Gesprächskreise von Migranteneltern an Schulen und Kindergärten

Eltergesprächskreise wurden von 2001 bis 2003 vom Interkulturellen Büro der Stadt Darmstadt organisiert. 2004 – 2005 fand eine Kooperation mit dem Caritasverband / Migrationsdienst statt.

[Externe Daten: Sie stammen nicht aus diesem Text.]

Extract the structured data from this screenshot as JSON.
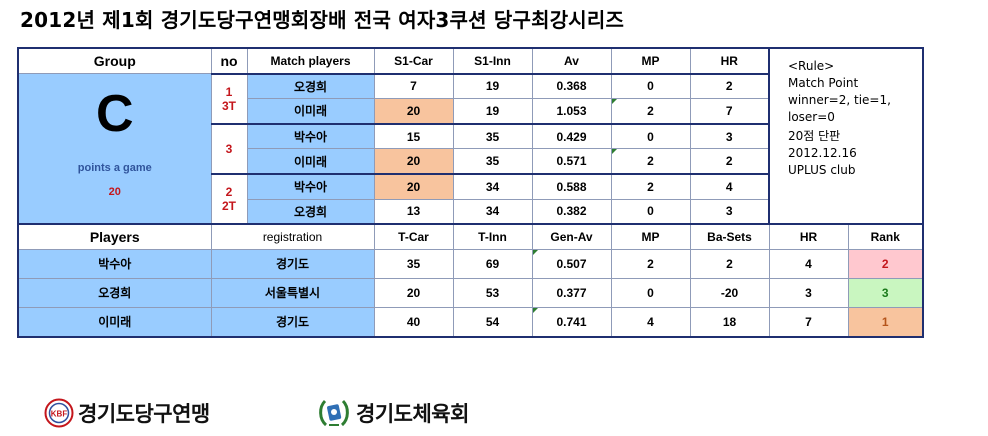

Sie werden ab 2005 in Kooperation mit dem Migrationsdienst des Deutschen Roten Kreuzes durchgeführt.

Ziele:

  • Schulen und Kindergärten stärker für Migranteneltern öffnen und die Kontakte stärken
  • Migranteneltern über erziehungs- und bildungsrelevante Themen informieren
  • Dialog über Unterschiede in den Erziehungs- und Bildungsvorstellungen führen
  • Gemeinsame Verantwortung für die Erziehung und Bildung der Kinder stärken
  • Eine stärkere Teilnahme von Migranteneltern an Elternveranstaltungen erreichen
  • Migranteneltern für Aktivitäten im Stadtteil stärker motivieren

Vorgehensweise:

Es wird nach einem Gespräch mit der Leitung der Rahmen des Angebots für die Einrichtung /Schule festgelegt: ein Elterngesprächskreis mit 1-3 Treffen. Themen werden vorläufig festgelegt. Die Koordinatorin und eine zweisprachige Moderatorin laden Eltern ein und besprechen das Programm.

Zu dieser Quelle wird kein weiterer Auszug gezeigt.